A tale scopo, pare utile il richiamo all’approccio sistemico8 che consente di individuare, mediante il processo di astrazione, nell’ambito del sistema economico, un insieme di elementi, collegati ed interdipendenti, che compongono il terzo settore. Si individua, perciò, il sistema delle aziende di produzione di beni e servizi «volte al perseguimento di obiettivi/fini ultra o extraeconomici, aziende quindi con finalità sociali e vincoli economico-patrimoniali-monetari», che costituisce il terzo settore9, non residuale rispetto allo stato e al mercato ma parte integrante, connessione di rete e fattore qualificante e strutturante tramite l’attivazione di relazioni e reciprocità che il territorio acquisisce come elemento distintivo, competitivo e cooperante che favorisce il miglioramento qualitativo senza appiattirsi su standardizzazioni di attività (la creazione di “capitale sociale” nel territorio).

Il terzo settore è una porzione del sistema economico che produce beni ed eroga servizi che possono soddisfare i diversi bisogni espressi dalla popolazione. Una specificazione di bisogno è quella inerente la loro natura sociale, la quale ha assunto una dimensione di crescita costante tale da convincere gli economisti aziendali ad allargare la classica tripartizione degli istituti. Infatti, nella dottrina economico-aziendale, accanto alle famiglie, le imprese e gli istituti pubblici territoriali, sono da considerare istituti anche le organizzazioni non a scopo di lucro, avente natura sociale10.

Ognuno di tali istituti, a carattere unitario ed autonomo, può soddisfare gli svariati bisogni della collettività avvalendosi degli strumenti economici tipici dell’economia aziendale, al fine di organizzare l’attività economica di produzione, a sua volta realizzata attraverso l’acquisizione di fattori produttivi atti a consentire l’erogazione di servizi. L’azienda, l’ordine strettamente economico di un istituto, ovvero l’insieme degli accadimenti economici disposti ad unità secondo proprie leggi11, diviene lo strumento essenziale per le finalità dello stesso.

Le aziende non profit/”imprese sociali non profit”12 esprimono, dunque, la dimensione economica dell’istituto sociale-organizzazione non profit13, attraverso la ricerca di quelle condizioni necessarie alla realizzazione delle finalità previste. In tal senso, si individua la combinazione a carattere economico, dell’istituto non lucrativo, dei fattori della produzione immessi nel processo di erogazione di beni e servizi di natura sociale14.
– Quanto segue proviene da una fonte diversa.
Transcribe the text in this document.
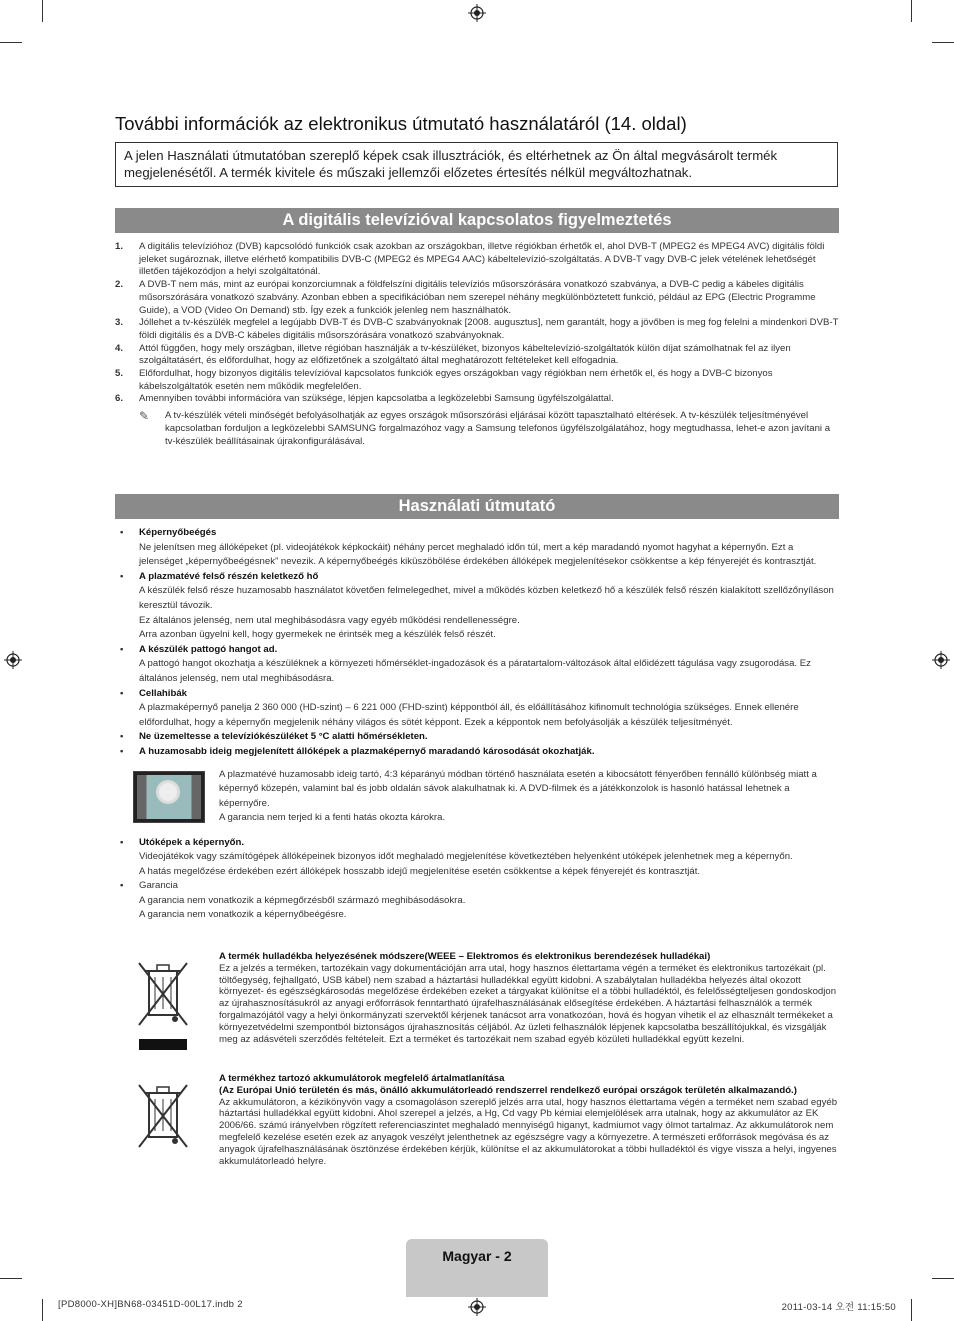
További információk az elektronikus útmutató használatáról (14. oldal)
A jelen Használati útmutatóban szereplő képek csak illusztrációk, és eltérhetnek az Ön által megvásárolt termék megjelenésétől. A termék kivitele és műszaki jellemzői előzetes értesítés nélkül megváltozhatnak.
A digitális televízióval kapcsolatos figyelmeztetés
1. A digitális televízióhoz (DVB) kapcsolódó funkciók csak azokban az országokban, illetve régiókban érhetők el, ahol DVB-T (MPEG2 és MPEG4 AVC) digitális földi jeleket sugároznak, illetve elérhető kompatibilis DVB-C (MPEG2 és MPEG4 AAC) kábeltelevízió-szolgáltatás. A DVB-T vagy DVB-C jelek vételének lehetőségét illetően tájékozódjon a helyi szolgáltatónál.
2. A DVB-T nem más, mint az európai konzorciumnak a földfelszíni digitális televíziós műsorszórására vonatkozó szabványa, a DVB-C pedig a kábeles digitális műsorszórására vonatkozó szabvány. Azonban ebben a specifikációban nem szerepel néhány megkülönböztetett funkció, például az EPG (Electric Programme Guide), a VOD (Video On Demand) stb. Így ezek a funkciók jelenleg nem használhatók.
3. Jóllehet a tv-készülék megfelel a legújabb DVB-T és DVB-C szabványoknak [2008. augusztus], nem garantált, hogy a jövőben is meg fog felelni a mindenkori DVB-T földi digitális és a DVB-C kábeles digitális műsorszórására vonatkozó szabványoknak.
4. Attól függően, hogy mely országban, illetve régióban használják a tv-készüléket, bizonyos kábeltelevízió-szolgáltatók külön díjat számolhatnak fel az ilyen szolgáltatásért, és előfordulhat, hogy az előfizetőnek a szolgáltató által meghatározott feltételeket kell elfogadnia.
5. Előfordulhat, hogy bizonyos digitális televízióval kapcsolatos funkciók egyes országokban vagy régiókban nem érhetők el, és hogy a DVB-C bizonyos kábelszolgáltatók esetén nem működik megfelelően.
6. Amennyiben további információra van szüksége, lépjen kapcsolatba a legközelebbi Samsung ügyfélszolgálattal.
✎ A tv-készülék vételi minőségét befolyásolhatják az egyes országok műsorszórási eljárásai között tapasztalható eltérések. A tv-készülék teljesítményével kapcsolatban forduljon a legközelebbi SAMSUNG forgalmazóhoz vagy a Samsung telefonos ügyfélszolgálatához, hogy megtudhassa, lehet-e azon javítani a tv-készülék beállításainak újrakonfigurálásával.
Használati útmutató
• Képernyőbeégés
Ne jelenítsen meg állóképeket (pl. videojátékok képkockáit) néhány percet meghaladó időn túl, mert a kép maradandó nyomot hagyhat a képernyőn. Ezt a jelenséget „képernyőbeégésnek” nevezik. A képernyőbeégés kiküszöbölése érdekében állóképek megjelenítésekor csökkentse a kép fényerejét és kontrasztját.
• A plazmatévé felső részén keletkező hő
A készülék felső része huzamosabb használatot követően felmelegedhet, mivel a működés közben keletkező hő a készülék felső részén kialakított szellőzőnyíláson keresztül távozik.
Ez általános jelenség, nem utal meghibásodásra vagy egyéb működési rendellenességre.
Arra azonban ügyelni kell, hogy gyermekek ne érintsék meg a készülék felső részét.
• A készülék pattogó hangot ad.
A pattogó hangot okozhatja a készüléknek a környezeti hőmérséklet-ingadozások és a páratartalom-változások által előidézett tágulása vagy zsugorodása. Ez általános jelenség, nem utal meghibásodásra.
• Cellahibák
A plazmaképernyő panelja 2 360 000 (HD-szint) – 6 221 000 (FHD-szint) képpontból áll, és előállításához kifinomult technológia szükséges. Ennek ellenére előfordulhat, hogy a képernyőn megjelenik néhány világos és sötét képpont. Ezek a képpontok nem befolyásolják a készülék teljesítményét.
• Ne üzemeltesse a televíziókészüléket 5 °C alatti hőmérsékleten.
• A huzamosabb ideig megjelenített állóképek a plazmaképernyő maradandó károsodását okozhatják.
A plazmatévé huzamosabb ideig tartó, 4:3 képarányú módban történő használata esetén a kibocsátott fényerőben fennálló különbség miatt a képernyő közepén, valamint bal és jobb oldalán sávok alakulhatnak ki. A DVD-filmek és a játékkonzolok is hasonló hatással lehetnek a képernyőre.
A garancia nem terjed ki a fenti hatás okozta károkra.
• Utóképek a képernyőn.
Videojátékok vagy számítógépek állóképeinek bizonyos időt meghaladó megjelenítése következtében helyenként utóképek jelenhetnek meg a képernyőn.
A hatás megelőzése érdekében ezért állóképek hosszabb idejű megjelenítése esetén csökkentse a képek fényerejét és kontrasztját.
• Garancia
A garancia nem vonatkozik a képmegőrzésből származó meghibásodásokra.
A garancia nem vonatkozik a képernyőbeégésre.
A termék hulladékba helyezésének módszere(WEEE – Elektromos és elektronikus berendezések hulladékai)
Ez a jelzés a terméken, tartozékain vagy dokumentációján arra utal, hogy hasznos élettartama végén a terméket és elektronikus tartozékait (pl. töltőegység, fejhallgató, USB kábel) nem szabad a háztartási hulladékkal együtt kidobni. A szabálytalan hulladékba helyezés által okozott környezet- és egészségkárosodás megelőzése érdekében ezeket a tárgyakat különítse el a többi hulladéktól, és felelősségteljesen gondoskodjon az újrahasznosításukról az anyagi erőforrások fenntartható újrafelhasználásának elősegítése érdekében. A háztartási felhasználók a termék forgalmazójától vagy a helyi önkormányzati szervektől kérjenek tanácsot arra vonatkozóan, hová és hogyan vihetik el az elhasznált termékeket a környezetvédelmi szempontból biztonságos újrahasznosítás céljából. Az üzleti felhasználók lépjenek kapcsolatba beszállítójukkal, és vizsgálják meg az adásvételi szerződés feltételeit. Ezt a terméket és tartozékait nem szabad egyéb közületi hulladékkal együtt kezelni.
A termékhez tartozó akkumulátorok megfelelő ártalmatlanítása
(Az Európai Unió területén és más, önálló akkumulátorleadó rendszerrel rendelkező európai országok területén alkalmazandó.)
Az akkumulátoron, a kézikönyvön vagy a csomagoláson szereplő jelzés arra utal, hogy hasznos élettartama végén a terméket nem szabad egyéb háztartási hulladékkal együtt kidobni. Ahol szerepel a jelzés, a Hg, Cd vagy Pb kémiai elemjelölések arra utalnak, hogy az akkumulátor az EK 2006/66. számú irányelvben rögzített referenciaszintet meghaladó mennyiségű higanyt, kadmiumot vagy ólmot tartalmaz. Az akkumulátorok nem megfelelő kezelése esetén ezek az anyagok veszélyt jelenthetnek az egészségre vagy a környezetre. A természeti erőforrások megóvása és az anyagok újrafelhasználásának ösztönzése érdekében kérjük, különítse el az akkumulátorokat a többi hulladéktól és vigye vissza a helyi, ingyenes akkumulátorleadó helyre.
Magyar - 2
[PD8000-XH]BN68-03451D-00L17.indb 2	2011-03-14 오전 11:15:50
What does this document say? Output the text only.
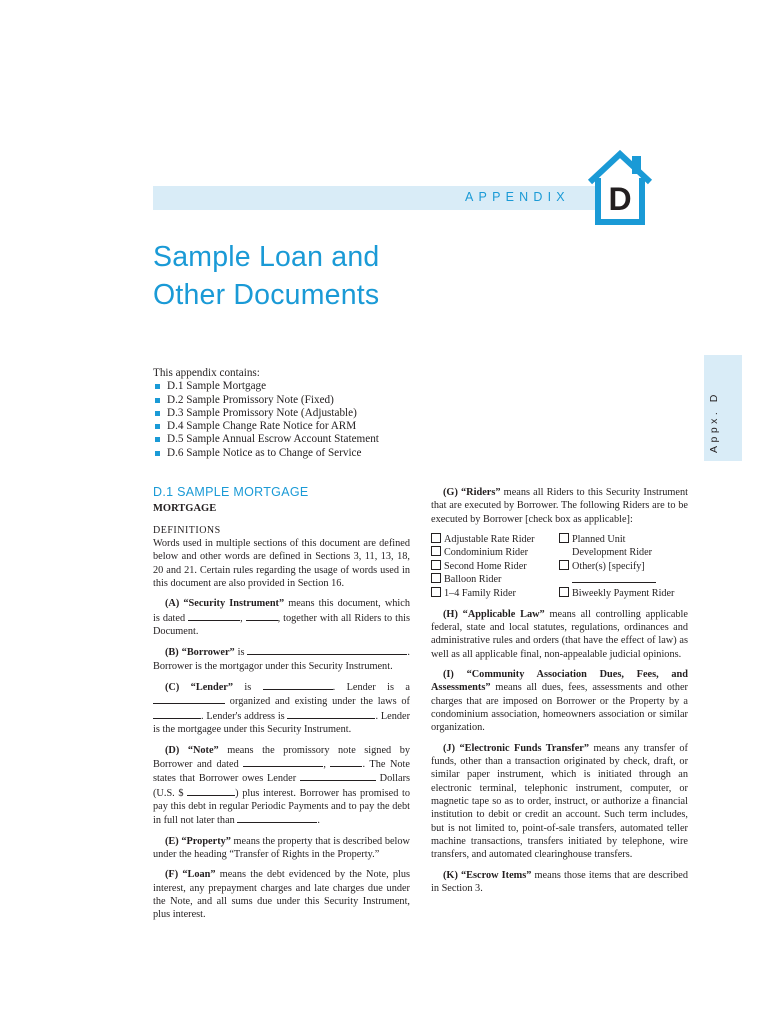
APPENDIX D
Sample Loan and
Other Documents
Appx. D
This appendix contains:
D.1 Sample Mortgage
D.2 Sample Promissory Note (Fixed)
D.3 Sample Promissory Note (Adjustable)
D.4 Sample Change Rate Notice for ARM
D.5 Sample Annual Escrow Account Statement
D.6 Sample Notice as to Change of Service
D.1 SAMPLE MORTGAGE
MORTGAGE
DEFINITIONS

Words used in multiple sections of this document are defined below and other words are defined in Sections 3, 11, 13, 18, 20 and 21. Certain rules regarding the usage of words used in this document are also provided in Section 16.

(A) “Security Instrument” means this document, which is dated	,	, together with all Riders to this Document.

(B) “Borrower” is	. Borrower is the mortgagor under this Security Instrument.

(C) “Lender” is	. Lender is a  organized and existing under the laws of . Lender's address is	. Lender is the mortgagee under this Security Instrument.

(D) “Note” means the promissory note signed by Borrower and dated	,	. The Note states that Borrower owes Lender	Dollars (U.S. $	) plus interest. Borrower has promised to pay this debt in regular Periodic Payments and to pay the debt in full not later than	.

(E) “Property” means the property that is described below under the heading “Transfer of Rights in the Property.”

(F) “Loan” means the debt evidenced by the Note, plus interest, any prepayment charges and late charges due under the Note, and all sums due under this Security Instrument, plus interest.

(G) “Riders” means all Riders to this Security Instrument that are executed by Borrower. The following Riders are to be executed by Borrower [check box as applicable]:

Adjustable Rate Rider	Planned Unit
Condominium Rider	Development Rider
Second Home Rider	Other(s) [specify]
Balloon Rider
1–4 Family Rider	Biweekly Payment Rider

(H) “Applicable Law” means all controlling applicable federal, state and local statutes, regulations, ordinances and administrative rules and orders (that have the effect of law) as well as all applicable final, non-appealable judicial opinions.

(I) “Community Association Dues, Fees, and Assessments” means all dues, fees, assessments and other charges that are imposed on Borrower or the Property by a condominium association, homeowners association or similar organization.

(J) “Electronic Funds Transfer” means any transfer of funds, other than a transaction originated by check, draft, or similar paper instrument, which is initiated through an electronic terminal, telephonic instrument, computer, or magnetic tape so as to order, instruct, or authorize a financial institution to debit or credit an account. Such term includes, but is not limited to, point-of-sale transfers, automated teller machine transactions, transfers initiated by telephone, wire transfers, and automated clearinghouse transfers.

(K) “Escrow Items” means those items that are described in Section 3.
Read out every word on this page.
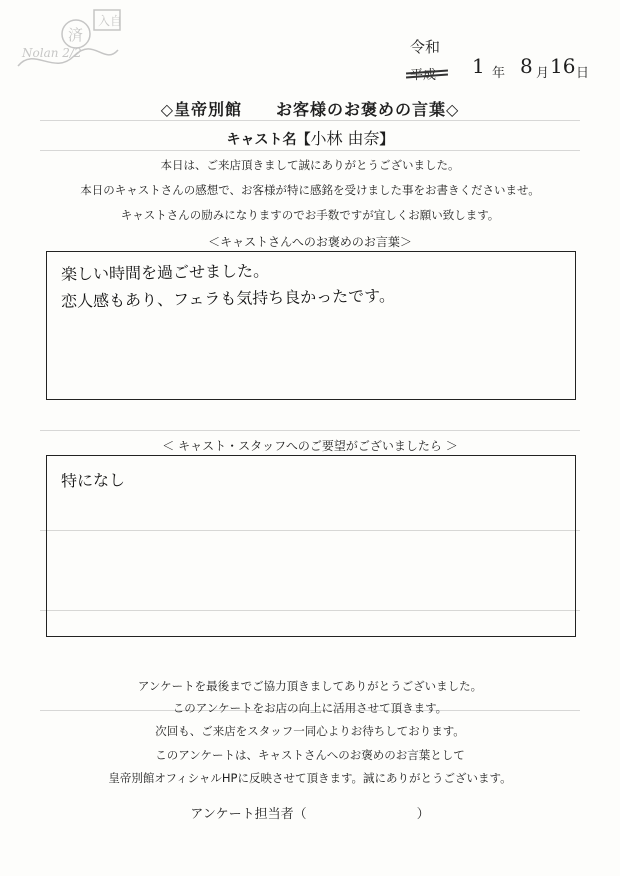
入自
済
Nolan 2/2	令和
1 年 8 月 16 日
◇皇帝別館　　お客様のお褒めの言葉◇
キャスト名【小林 由奈】
本日は、ご来店頂きまして誠にありがとうございました。
本日のキャストさんの感想で、お客様が特に感銘を受けました事をお書きくださいませ。
キャストさんの励みになりますのでお手数ですが宜しくお願い致します。
＜キャストさんへのお褒めのお言葉＞
楽しい時間を過ごせました。
恋人感もあり、フェラも気持ち良かったです。
＜ キャスト・スタッフへのご要望がございましたら ＞
特になし
アンケートを最後までご協力頂きましてありがとうございました。
このアンケートをお店の向上に活用させて頂きます。
次回も、ご来店をスタッフ一同心よりお待ちしております。
このアンケートは、キャストさんへのお褒めのお言葉として
皇帝別館オフィシャルHPに反映させて頂きます。誠にありがとうございます。
アンケート担当者（	）
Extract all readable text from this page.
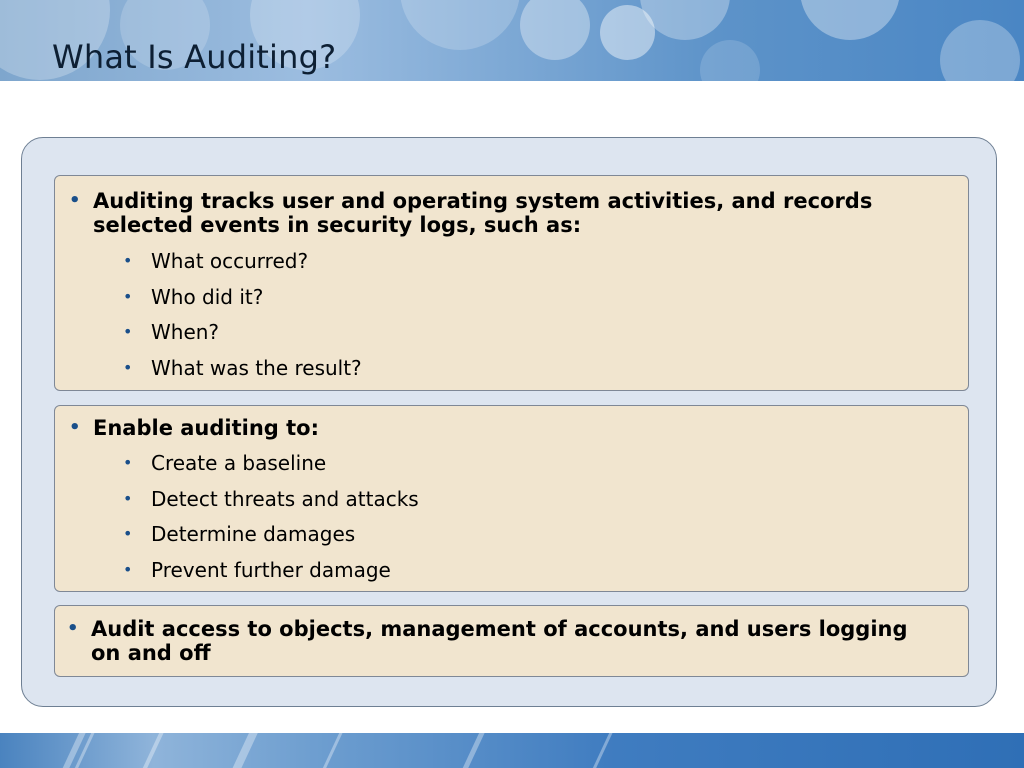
What Is Auditing?
• Auditing tracks user and operating system activities, and records selected events in security logs, such as:
• What occurred?
• Who did it?
• When?
• What was the result?
• Enable auditing to:
• Create a baseline
• Detect threats and attacks
• Determine damages
• Prevent further damage
• Audit access to objects, management of accounts, and users logging on and off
La relazione che lega l’azienda all’istituto è di dipendenza reciproca: infatti, se da un lato l’azienda crea le condizioni necessarie alla realizzazione delle finalità dell’istituto, dall’altro le specificità dell’istituto, condizionano il contenuto degli elementi che qualificano le aziende15. Tale influenza si esplica in quelle componenti di struttura e di attività svolte dalle organizzazioni non lucrative che in qualche modo interferiscono con la dimensione economica dell’istituto16.

Tra gli elementi qualificanti, vi è da considerare il fattore umano che agisce sulle motivazioni che inducono le persone ad usare le proprie conoscenze, competenze, abilità per un determinato scopo. Nelle aziende non profit le motivazioni nascono e si sviluppano perché persone decidono di impiegare le proprie energie e la propria ricchezza economica per soddisfare bisogni di altre persone.

L’azienda non profit diviene, quindi, sistema capace di “trasformare” valori individuali (solidarietà umana, altruismo, dedizione, delusione, sconforto) in altri valori individuali (riconoscenza, affetto, stima) come accade nelle forme tradizionali del non profit assistenzialistico oppure in valori economici (vere e proprie attività autosufficienti sul piano economico) e in valori sociali (una certa risposta giudicata rilevante dalla comunità di riferimento) come accade nelle forme “evolute” e professionali del non profit17.

L’accettazione del modello aziendale richiede l’utilizzo di principi, tecniche, strumenti secondo criteri di efficienza (combinare in modo ottimale le risorse materiali e immateriali impiegate) efficacia (conseguire risultati) ed economicità (assicurare un equilibrio economico durevole nel tempo).

Da queste considerazioni emerge che la logica aziendale per il mondo non profit non implica una estensione, in modo generalizzato ed incondizionato, del modus operandi delle aziende for profit.

Infatti, sul piano istituzionale esiste una differenza nei fini (entrambe soddisfano bisogni: ma le prime di natura sociale e prevalentemente orientate al “bene comune/collettivo”, le seconde di natura personale, propri dell’imprenditore), nonostante lo strumento utilizzato sia il medesimo: l’azienda, quindi, che, se organizzata e gestita secondo certe modalità e criteri, permette di conseguire risultati economici soddisfacenti (ad esempio, un equilibrio economico positivo). Inoltre, come già sottolineato, un’altra differenza si riscontra sulla destinazione del risultato conseguito che trova un vincolo nelle aziende non profit nel divieto di distribuzione degli utili.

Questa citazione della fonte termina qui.